The young people will work with local craftspeople, will go on wild flower trips to identify content for the exhibit, will go to salvage yards to gain a deeper understanding of recycling and re-using materials, and will even be going to a sewage plant  – lucky kids!”    

“Gerardine is a gardening and Chelsea Flower Show addict and being able to work with Gateshead Council is another milestone in her design career.”    

What the Hemingway’s, the young people from Teams and Gateshead Council’s own horticultural experts have designed is an innovative garden which not only promises to challenge visitors to this May’s Chelsea Flower Show, but which will then – uniquely for a Chelsea Flower Show exhibit – become a permanent feature of a new community recreation area.    
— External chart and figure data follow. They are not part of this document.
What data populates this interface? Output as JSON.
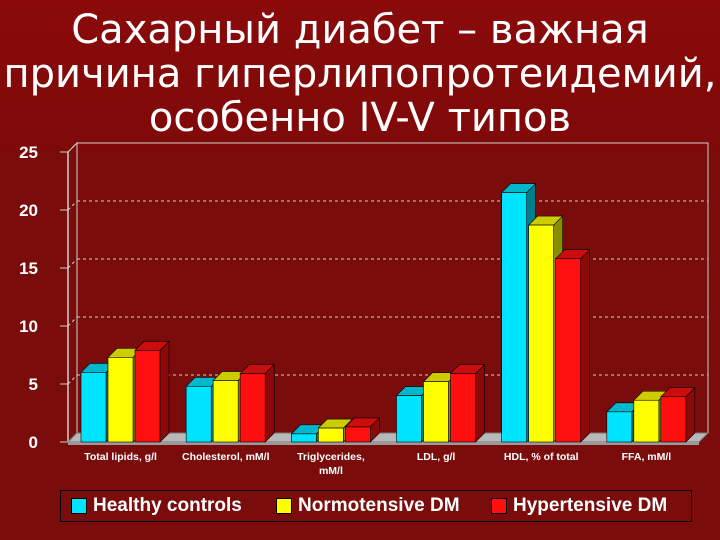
{
  "slide": {
    "title_lines": [
      "Сахарный диабет – важная",
      "причина гиперлипопротеидемий,",
      "особенно IV-V типов"
    ]
  },
  "colors": {
    "background": "#7a0c0c",
    "healthy": "#00e5ff",
    "normotensive": "#ffff00",
    "hypertensive": "#ff1010"
  },
  "chart_data": {
    "type": "bar",
    "categories": [
      "Total lipids, g/l",
      "Cholesterol, mM/l",
      "Triglycerides, mM/l",
      "LDL, g/l",
      "HDL, % of total",
      "FFA, mM/l"
    ],
    "series": [
      {
        "name": "Healthy controls",
        "color": "#00e5ff",
        "values": [
          6.0,
          4.8,
          0.7,
          4.0,
          21.5,
          2.6
        ]
      },
      {
        "name": "Normotensive DM",
        "color": "#ffff00",
        "values": [
          7.3,
          5.3,
          1.2,
          5.2,
          18.7,
          3.6
        ]
      },
      {
        "name": "Hypertensive DM",
        "color": "#ff1010",
        "values": [
          7.9,
          5.9,
          1.3,
          5.9,
          15.8,
          3.9
        ]
      }
    ],
    "yticks": [
      "0",
      "5",
      "10",
      "15",
      "20",
      "25"
    ],
    "ylim": [
      0,
      25
    ],
    "grid": true,
    "style": "3d",
    "legend_position": "bottom"
  }
}
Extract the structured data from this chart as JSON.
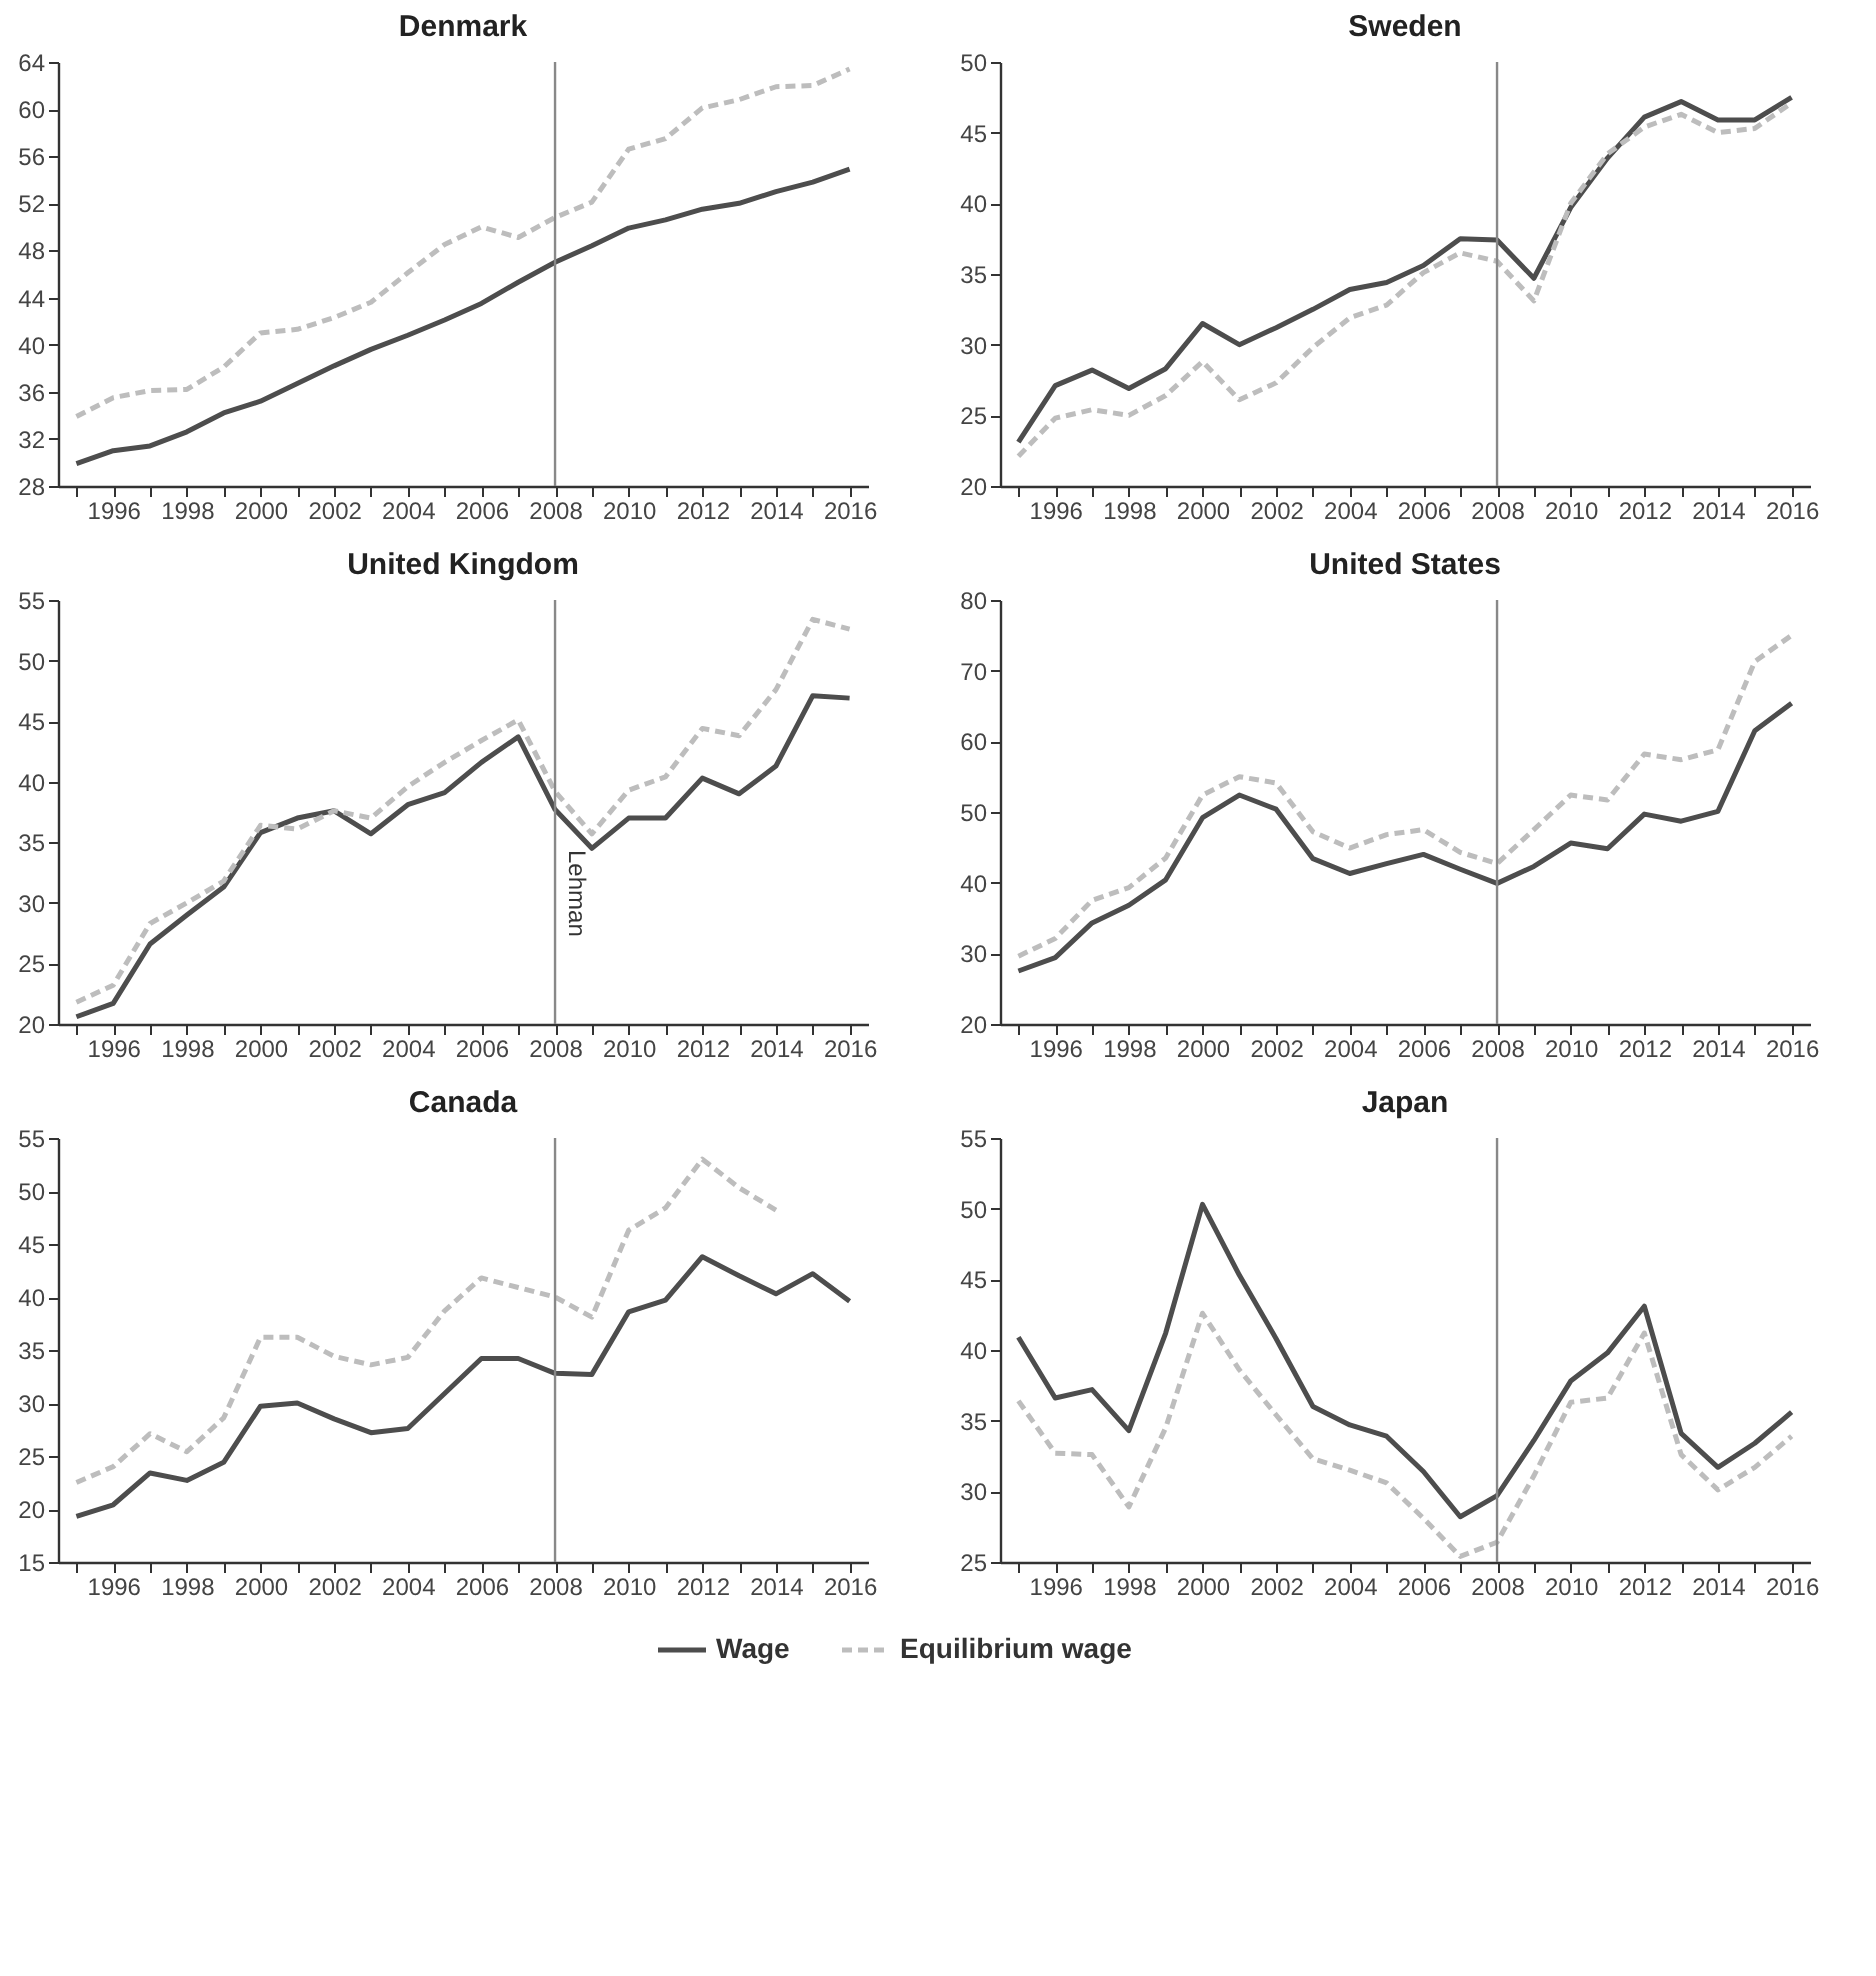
{
  "chart_data": [
    {
      "type": "line",
      "title": "Denmark",
      "x": [
        1995,
        1996,
        1997,
        1998,
        1999,
        2000,
        2001,
        2002,
        2003,
        2004,
        2005,
        2006,
        2007,
        2008,
        2009,
        2010,
        2011,
        2012,
        2013,
        2014,
        2015,
        2016
      ],
      "xlim": [
        1994.5,
        2016.5
      ],
      "xticks": [
        {
          "value": 1995,
          "label": null
        },
        1996,
        {
          "value": 1997,
          "label": null
        },
        1998,
        {
          "value": 1999,
          "label": null
        },
        2000,
        {
          "value": 2001,
          "label": null
        },
        2002,
        {
          "value": 2003,
          "label": null
        },
        2004,
        {
          "value": 2005,
          "label": null
        },
        2006,
        {
          "value": 2007,
          "label": null
        },
        2008,
        {
          "value": 2009,
          "label": null
        },
        2010,
        {
          "value": 2011,
          "label": null
        },
        2012,
        {
          "value": 2013,
          "label": null
        },
        2014,
        {
          "value": 2015,
          "label": null
        },
        2016
      ],
      "ylim": [
        28,
        64
      ],
      "yticks": [
        28,
        32,
        36,
        40,
        44,
        48,
        52,
        56,
        60,
        64
      ],
      "grid": false,
      "ref_lines": [
        {
          "axis": "x",
          "value": 2008,
          "label": null,
          "color": "#888888"
        }
      ],
      "series": [
        {
          "color": "#4d4d4d",
          "line_style": "solid",
          "values": [
            29.9,
            31.0,
            31.4,
            32.6,
            34.2,
            35.2,
            36.7,
            38.2,
            39.6,
            40.8,
            42.1,
            43.5,
            45.3,
            47.0,
            48.4,
            49.9,
            50.6,
            51.5,
            52.0,
            53.0,
            53.8,
            54.9
          ]
        },
        {
          "color": "#bdbdbd",
          "line_style": "dashed",
          "values": [
            33.9,
            35.5,
            36.1,
            36.2,
            38.1,
            41.0,
            41.3,
            42.3,
            43.6,
            46.1,
            48.5,
            50.0,
            49.1,
            50.8,
            52.1,
            56.6,
            57.5,
            60.1,
            60.8,
            61.9,
            62.0,
            63.4
          ]
        }
      ]
    },
    {
      "type": "line",
      "title": "Sweden",
      "x": [
        1995,
        1996,
        1997,
        1998,
        1999,
        2000,
        2001,
        2002,
        2003,
        2004,
        2005,
        2006,
        2007,
        2008,
        2009,
        2010,
        2011,
        2012,
        2013,
        2014,
        2015,
        2016
      ],
      "xlim": [
        1994.5,
        2016.5
      ],
      "xticks": [
        {
          "value": 1995,
          "label": null
        },
        1996,
        {
          "value": 1997,
          "label": null
        },
        1998,
        {
          "value": 1999,
          "label": null
        },
        2000,
        {
          "value": 2001,
          "label": null
        },
        2002,
        {
          "value": 2003,
          "label": null
        },
        2004,
        {
          "value": 2005,
          "label": null
        },
        2006,
        {
          "value": 2007,
          "label": null
        },
        2008,
        {
          "value": 2009,
          "label": null
        },
        2010,
        {
          "value": 2011,
          "label": null
        },
        2012,
        {
          "value": 2013,
          "label": null
        },
        2014,
        {
          "value": 2015,
          "label": null
        },
        2016
      ],
      "ylim": [
        20,
        50
      ],
      "yticks": [
        20,
        25,
        30,
        35,
        40,
        45,
        50
      ],
      "grid": false,
      "ref_lines": [
        {
          "axis": "x",
          "value": 2008,
          "label": null,
          "color": "#888888"
        }
      ],
      "series": [
        {
          "color": "#4d4d4d",
          "line_style": "solid",
          "values": [
            23.1,
            27.1,
            28.2,
            26.9,
            28.3,
            31.5,
            30.0,
            31.2,
            32.5,
            33.9,
            34.4,
            35.6,
            37.5,
            37.4,
            34.7,
            39.7,
            43.2,
            46.1,
            47.2,
            45.9,
            45.9,
            47.5
          ]
        },
        {
          "color": "#bdbdbd",
          "line_style": "dashed",
          "values": [
            22.1,
            24.8,
            25.4,
            25.0,
            26.4,
            28.8,
            26.1,
            27.3,
            29.8,
            31.9,
            32.8,
            35.1,
            36.5,
            35.9,
            33.1,
            40.0,
            43.5,
            45.4,
            46.3,
            45.0,
            45.3,
            47.1
          ]
        }
      ]
    },
    {
      "type": "line",
      "title": "United Kingdom",
      "x": [
        1995,
        1996,
        1997,
        1998,
        1999,
        2000,
        2001,
        2002,
        2003,
        2004,
        2005,
        2006,
        2007,
        2008,
        2009,
        2010,
        2011,
        2012,
        2013,
        2014,
        2015,
        2016
      ],
      "xlim": [
        1994.5,
        2016.5
      ],
      "xticks": [
        {
          "value": 1995,
          "label": null
        },
        1996,
        {
          "value": 1997,
          "label": null
        },
        1998,
        {
          "value": 1999,
          "label": null
        },
        2000,
        {
          "value": 2001,
          "label": null
        },
        2002,
        {
          "value": 2003,
          "label": null
        },
        2004,
        {
          "value": 2005,
          "label": null
        },
        2006,
        {
          "value": 2007,
          "label": null
        },
        2008,
        {
          "value": 2009,
          "label": null
        },
        2010,
        {
          "value": 2011,
          "label": null
        },
        2012,
        {
          "value": 2013,
          "label": null
        },
        2014,
        {
          "value": 2015,
          "label": null
        },
        2016
      ],
      "ylim": [
        20,
        55
      ],
      "yticks": [
        20,
        25,
        30,
        35,
        40,
        45,
        50,
        55
      ],
      "grid": false,
      "ref_lines": [
        {
          "axis": "x",
          "value": 2008,
          "label": "Lehman",
          "color": "#888888"
        }
      ],
      "series": [
        {
          "color": "#4d4d4d",
          "line_style": "solid",
          "values": [
            20.6,
            21.7,
            26.6,
            29.0,
            31.3,
            35.8,
            37.0,
            37.6,
            35.7,
            38.1,
            39.1,
            41.6,
            43.7,
            37.7,
            34.5,
            37.0,
            37.0,
            40.3,
            39.0,
            41.3,
            47.1,
            46.9
          ]
        },
        {
          "color": "#bdbdbd",
          "line_style": "dashed",
          "values": [
            21.8,
            23.2,
            28.3,
            30.0,
            31.8,
            36.4,
            36.1,
            37.6,
            37.0,
            39.6,
            41.6,
            43.4,
            45.1,
            39.2,
            35.7,
            39.3,
            40.4,
            44.4,
            43.8,
            47.6,
            53.4,
            52.6
          ]
        }
      ]
    },
    {
      "type": "line",
      "title": "United States",
      "x": [
        1995,
        1996,
        1997,
        1998,
        1999,
        2000,
        2001,
        2002,
        2003,
        2004,
        2005,
        2006,
        2007,
        2008,
        2009,
        2010,
        2011,
        2012,
        2013,
        2014,
        2015,
        2016
      ],
      "xlim": [
        1994.5,
        2016.5
      ],
      "xticks": [
        {
          "value": 1995,
          "label": null
        },
        1996,
        {
          "value": 1997,
          "label": null
        },
        1998,
        {
          "value": 1999,
          "label": null
        },
        2000,
        {
          "value": 2001,
          "label": null
        },
        2002,
        {
          "value": 2003,
          "label": null
        },
        2004,
        {
          "value": 2005,
          "label": null
        },
        2006,
        {
          "value": 2007,
          "label": null
        },
        2008,
        {
          "value": 2009,
          "label": null
        },
        2010,
        {
          "value": 2011,
          "label": null
        },
        2012,
        {
          "value": 2013,
          "label": null
        },
        2014,
        {
          "value": 2015,
          "label": null
        },
        2016
      ],
      "ylim": [
        20,
        80
      ],
      "yticks": [
        20,
        30,
        40,
        50,
        60,
        70,
        80
      ],
      "grid": false,
      "ref_lines": [
        {
          "axis": "x",
          "value": 2008,
          "label": null,
          "color": "#888888"
        }
      ],
      "series": [
        {
          "color": "#4d4d4d",
          "line_style": "solid",
          "values": [
            27.5,
            29.4,
            34.3,
            36.8,
            40.4,
            49.2,
            52.4,
            50.4,
            43.4,
            41.3,
            42.7,
            44.0,
            41.9,
            39.9,
            42.3,
            45.6,
            44.8,
            49.7,
            48.7,
            50.1,
            61.5,
            65.4
          ]
        },
        {
          "color": "#bdbdbd",
          "line_style": "dashed",
          "values": [
            29.6,
            32.1,
            37.5,
            39.3,
            43.5,
            52.4,
            55.0,
            54.1,
            47.2,
            44.9,
            46.8,
            47.5,
            44.3,
            42.7,
            47.5,
            52.4,
            51.7,
            58.2,
            57.4,
            58.8,
            71.3,
            75.0
          ]
        }
      ]
    },
    {
      "type": "line",
      "title": "Canada",
      "x": [
        1995,
        1996,
        1997,
        1998,
        1999,
        2000,
        2001,
        2002,
        2003,
        2004,
        2005,
        2006,
        2007,
        2008,
        2009,
        2010,
        2011,
        2012,
        2013,
        2014,
        2015,
        2016
      ],
      "xlim": [
        1994.5,
        2016.5
      ],
      "xticks": [
        {
          "value": 1995,
          "label": null
        },
        1996,
        {
          "value": 1997,
          "label": null
        },
        1998,
        {
          "value": 1999,
          "label": null
        },
        2000,
        {
          "value": 2001,
          "label": null
        },
        2002,
        {
          "value": 2003,
          "label": null
        },
        2004,
        {
          "value": 2005,
          "label": null
        },
        2006,
        {
          "value": 2007,
          "label": null
        },
        2008,
        {
          "value": 2009,
          "label": null
        },
        2010,
        {
          "value": 2011,
          "label": null
        },
        2012,
        {
          "value": 2013,
          "label": null
        },
        2014,
        {
          "value": 2015,
          "label": null
        },
        2016
      ],
      "ylim": [
        15,
        55
      ],
      "yticks": [
        15,
        20,
        25,
        30,
        35,
        40,
        45,
        50,
        55
      ],
      "grid": false,
      "ref_lines": [
        {
          "axis": "x",
          "value": 2008,
          "label": null,
          "color": "#888888"
        }
      ],
      "series": [
        {
          "color": "#4d4d4d",
          "line_style": "solid",
          "values": [
            19.3,
            20.4,
            23.4,
            22.7,
            24.4,
            29.7,
            30.0,
            28.5,
            27.2,
            27.6,
            30.9,
            34.2,
            34.2,
            32.8,
            32.7,
            38.6,
            39.7,
            43.8,
            42.0,
            40.3,
            42.2,
            39.6
          ]
        },
        {
          "color": "#bdbdbd",
          "line_style": "dashed",
          "values": [
            22.5,
            24.0,
            27.1,
            25.4,
            28.6,
            36.2,
            36.2,
            34.4,
            33.6,
            34.3,
            38.7,
            41.8,
            40.9,
            40.0,
            38.1,
            46.3,
            48.4,
            53.0,
            50.3,
            48.2,
            null,
            null
          ]
        }
      ]
    },
    {
      "type": "line",
      "title": "Japan",
      "x": [
        1995,
        1996,
        1997,
        1998,
        1999,
        2000,
        2001,
        2002,
        2003,
        2004,
        2005,
        2006,
        2007,
        2008,
        2009,
        2010,
        2011,
        2012,
        2013,
        2014,
        2015,
        2016
      ],
      "xlim": [
        1994.5,
        2016.5
      ],
      "xticks": [
        {
          "value": 1995,
          "label": null
        },
        1996,
        {
          "value": 1997,
          "label": null
        },
        1998,
        {
          "value": 1999,
          "label": null
        },
        2000,
        {
          "value": 2001,
          "label": null
        },
        2002,
        {
          "value": 2003,
          "label": null
        },
        2004,
        {
          "value": 2005,
          "label": null
        },
        2006,
        {
          "value": 2007,
          "label": null
        },
        2008,
        {
          "value": 2009,
          "label": null
        },
        2010,
        {
          "value": 2011,
          "label": null
        },
        2012,
        {
          "value": 2013,
          "label": null
        },
        2014,
        {
          "value": 2015,
          "label": null
        },
        2016
      ],
      "ylim": [
        25,
        55
      ],
      "yticks": [
        25,
        30,
        35,
        40,
        45,
        50,
        55
      ],
      "grid": false,
      "legend": "bottom",
      "ref_lines": [
        {
          "axis": "x",
          "value": 2008,
          "label": null,
          "color": "#888888"
        }
      ],
      "series": [
        {
          "name": "Wage",
          "color": "#4d4d4d",
          "line_style": "solid",
          "values": [
            40.9,
            36.6,
            37.2,
            34.3,
            41.2,
            50.3,
            45.3,
            40.8,
            36.0,
            34.7,
            33.9,
            31.4,
            28.2,
            29.7,
            33.6,
            37.8,
            39.8,
            43.1,
            34.1,
            31.7,
            33.4,
            35.6
          ]
        },
        {
          "name": "Equilibrium wage",
          "color": "#bdbdbd",
          "line_style": "dashed",
          "values": [
            36.4,
            32.7,
            32.6,
            28.9,
            34.5,
            42.6,
            38.6,
            35.4,
            32.3,
            31.5,
            30.6,
            28.1,
            25.4,
            26.4,
            31.1,
            36.3,
            36.6,
            41.2,
            32.6,
            30.1,
            31.7,
            33.9
          ]
        }
      ]
    }
  ]
}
Called “A Window of Opportunity”, the garden features edible plants to emphasise the joy of growing to eat and the importance of water. It also features “living walls” of plants, tiered boxes of vegetables, fruit and plants, and walls and hedges created by espalier trees and grape vines. A pair of static training bikes linked to water pumps are used to pump water over the top of the living wall to filter down throughout the display to feed and water the plants.    

One side of the garden is viewed through a giant window frame which has been designed and decorated by young people from a local secondary school. The garden is sponsored by Northumbrian Water and will include a number of unusual water features, promoting water as a precious part of our lifestyle and as a commodity that can also be used for creative play. You get the gist…

Gerardine and I turned up first thing, before the show opened, on the press day. We had gone to the press tent to make sure the brochures / press info was in place. In pride of place in the tent was list “Celebrity Spotting at Chelsea today”… a list of celebrities that had taken up the offer of free tickets for press day. My name was on it, as a hater of the concept of celebrity I asked it to be removed!! 

The “Window of Opportunity” exhibit went down a treat. It won a RHS medal and the concept (especially the water re-cycling concept) received enormous international coverage from India, to New Zealand to Canada. 

In the UK we also got a whole raft of media coverage , but the sad thing was that all but one of the bits of UK media coverage  (including the BBC) focused on the celebs that chose to cycle on the bikes on the exhibit and failed to mention the community/ sustainability message behind the garden, and how sad is that?